Es curioso que cada vez que el ámbito jurídico trata de este mal endémico, reconocido sin empacho por revistas profesionales y estudios académicos, se hable de la necesidad de atajar el problema impidiendo a los medios de comunicación que publiquen esas filtraciones mediante fuertes multas o sanciones. No se habla de pedir responsabilidades a los jueces y funcionarios de donde procedió esa información y que son quienes tenían la obligación de reservarla. A los periodistas solo se les puede exigir que la información que transmitan sea veraz y de interés público. Es decir, que no publiquen las filtraciones que les llegan por el mero hecho de ser una filtración, sino que examinen con atención su contenido y determinen su valor o interés informativo para una sociedad afectada por un delito grave. Esa es la obligación profesional del periodista y del medio que acoge su trabajo. Pero la de los jueces es otra bien distinta, y es a ellos a los que la ley exige discreción y reserva, incluso aunque las actuaciones no hayan sido declaradas expresamente “secretas”.

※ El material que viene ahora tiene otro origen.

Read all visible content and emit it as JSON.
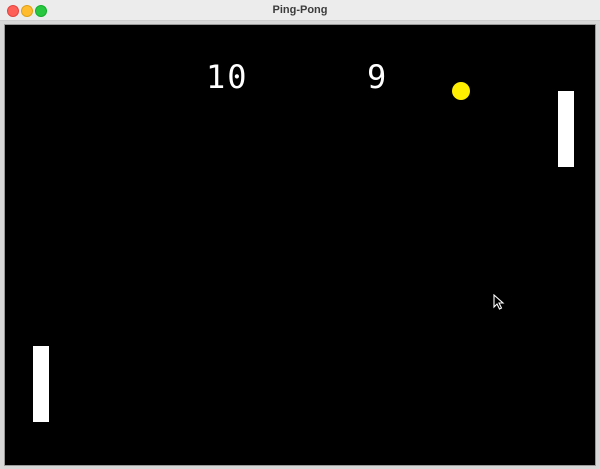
{
  "window": {
    "title": "Ping-Pong"
  },
  "scoreboard": {
    "left_score": "10",
    "right_score": "9"
  },
  "colors": {
    "background": "#000000",
    "paddle": "#ffffff",
    "ball": "#ffee00",
    "score_text": "#ffffff"
  },
  "icons": {
    "cursor": "arrow-cursor-icon"
  }
}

El magistrado del Tribunal Supremo en cuya sala se ha producido la filtración de la declaración de un testigo debería dar explicaciones públicas rápidamente y, en cualquier caso, el Consejo General del Poder Judicial debería pedírselas. Y quizás los magistrados del Supremo podrían empezar el año haciéndose el buen propósito de aplicarse con algo más de rigor la norma general de prudencia y contención, y de controlar un poco a aquellos de sus colegas que tanto parecen disfrutar vulnerándola a diestro y siniestro.